20 Jan 2016

Semua akan Indah pada Akhirnya (2)


Melanjutkan tulisanku sebelumnya tentang bagaimana rencana Allah begitu indah. Hikmah yang terungkap tiga tahun setelah sebuah kegagalan mencapai mimpi. Kali ini aku akan melanjutkan cerita itu, dimana hikmah yang sama terjadi di balik tertundanya sebuah mimpi.

Sebagai penerima beasiswa Departemen Agama, aku dibebaskan dari segala bentuk biaya pendidikan ditambah dengan biaya hidup yang cukup besar dibanding beasiswa lainnnya. Bukan hanya itu, kami juga dibebaskan meminta dana kegiatan yang diadakan oleh organisasi penenrima beasiswa Depag. Setahun sekali, kami diberangkatkan ke berbagai daerah untuk melaksanakan pengabdian sekaligus bertemu dengan penerima beasiswa Depag dari seluruh Indonesia. Hari-hari menjadi mahasiswa begitu menyenangkan. Aku bisa belajar dengan tenang tanpa dibebani tanggungjawab finansial sebagaimana teman-temanku yang lain. Tapi itu semua tidak gratis. Kami memiliki kewajiban untuk melakukan pengabdian di pesantren asal selama kurun waktu tiga tahun setelah lulus S1.


Maka dengan penuh semangat kuselesaikan kuliahku lebih cepat, 3.5 tahun dengan harapan bisa melakukan pengabdian lebih awal lalu melanjutkan kuliah S2. Depag memberikan kebijakan bahwa alumni yang sedang melakukan pengabdian bisa 'nyambi' bekerja atau kuliah setelah mengabdi satu tahun. Rencanaku jelas. Aku akan mengabdi selama satu tahun, lalu mendaftar S2 di ITS sambil menyelesaikan pengabdian.

Aku menjalani pengabdian dengan semangat naik turun. Sebagai guru yang statusnya mengabdi, aku mendapat hak yang sama seperti guru lain, termasuk dalam hal gaji. Maka, pengabdianku tak ubahnya sedang bekerja. Namun bayangan kuliah S2 seringkali menyedot porsi ikhlasku. Beberapa temanku langsung melanjutkan S2 setelah lulus S1. Sebagian memang telah diberi izin oleh pesantren yang bersangkutan, sebagian lagi kuliah secara diam-diam. Aku tidak mau melanggar janji yang telah kutulis saat mendaftar beasiswa, tapi sisi gelap hatiku seringkali membisikkan hal sebaliknya. Ikhlas atau tidak, yang pasti pengabdianku telah berjalan satu tahun. Saatnya meminta surat izin dari pondok untuk meminjam ijazah S1 yang ditahan oleh kemenag.

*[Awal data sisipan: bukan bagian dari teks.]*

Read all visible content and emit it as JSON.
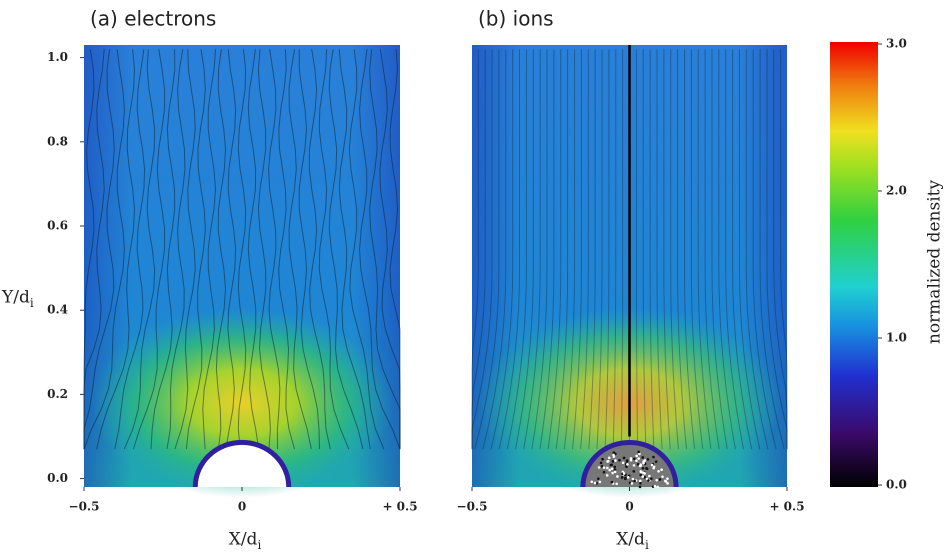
{
  "chart_data": [
    {
      "type": "heatmap",
      "title": "(a) electrons",
      "xlabel": "X/di",
      "ylabel": "Y/di",
      "xlim": [
        -0.5,
        0.5
      ],
      "ylim": [
        -0.02,
        1.03
      ],
      "xticks": [
        {
          "value": -0.5,
          "label": "−0.5"
        },
        0,
        {
          "value": 0.5,
          "label": "+ 0.5"
        }
      ],
      "yticks": [
        {
          "value": 0,
          "label": "0.0"
        },
        0.2,
        0.4,
        0.6,
        0.8,
        {
          "value": 1,
          "label": "1.0"
        }
      ]
    },
    {
      "type": "heatmap",
      "title": "(b) ions",
      "xlabel": "X/di",
      "xlim": [
        -0.5,
        0.5
      ],
      "ylim": [
        -0.02,
        1.03
      ],
      "xticks": [
        {
          "value": -0.5,
          "label": "−0.5"
        },
        0,
        {
          "value": 0.5,
          "label": "+ 0.5"
        }
      ]
    }
  ],
  "colorbar": {
    "label": "normalized density",
    "lim": [
      0,
      3
    ],
    "ticks": [
      {
        "value": 0,
        "label": "0.0"
      },
      {
        "value": 1,
        "label": "1.0"
      },
      {
        "value": 2,
        "label": "2.0"
      },
      {
        "value": 3,
        "label": "3.0"
      }
    ]
  }
}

Tidak ada yang salah dalam langkahku, hanya saja rencana Allah berbeda. Aku tidak mendapat izin dari pondok tempatku mengabdi dan aku tidak memiliki keberanian untuk memaksa, mengingat pesantren sudah memberikan hak yang lebih dari cukup kepadaku selama pengabdian. Dan disinilah aku, diantara ikhlas dan tidak menjalani pengabdian yang masih harus berlanjut 2 tahun lagi. Beruntung aku memiliki teman-teman yang begitu menyenangkan selama menjalani pengabdian. Bersama mereka aku melupakan sesal yang kusimpan. Hingga tak terasa tiga tahun berlalu. Dua bulan sebelum masa pengabdian berakhir, aku menyiapkan segalanya. Mencari info penerimaan mahasiswa baru, beasiswa magister, belajar TOEFL dan TPA.

Tepat dua hari setelah masa pengabdianku berakhir, aku meminta izin kepada pesantren untuk melanjutkan S2. Alhamdulillah izin didaptkan, surat-surat dan laporan pengabdianku semua berhias tanda tangan ketua yayasan. Dengan penuh semangat aku menjalani semua proses menuju pendaftaran kuliah S2. Mulai pengambilan ijazah di kantor Kemenag di Jakarta, tes TOEFL ITP dan TPA Bappenas, mendaftar S2 dan beasiswa LPDP. Dan inilah hadiah dari Allah. Semua proses kujalani dengan mudah. Nilai TOEFL dan TPA memenuhi syarat dalam sekali tes, tes masuk PT berjalan lancar begitu juga dengan beasiswa.

Dan inilah hikmahnya, jika saat setahun setelah pengabdian aku mendaftar S2 maka aku akan mengambil beasiswa fresh graduate yang hanya menjamin biaya pendidikan tanpa biaya hidup. Artinya aku harus tetap bekerja untuk memenuhi kebutuhan sehari-hari. Aku juga berencana mengambil beasiswa DIKTI yang juga menuntut pengabdian kepada penerimanya. Artinya, begitu pengabdian di pesantren selesai aku harus lanjut melakukan pengabdian sebagai penerima beasiswa DIKTI. Oooh,, dan sungguh hidup dalam bayang-bayang hutang itu tidak enak..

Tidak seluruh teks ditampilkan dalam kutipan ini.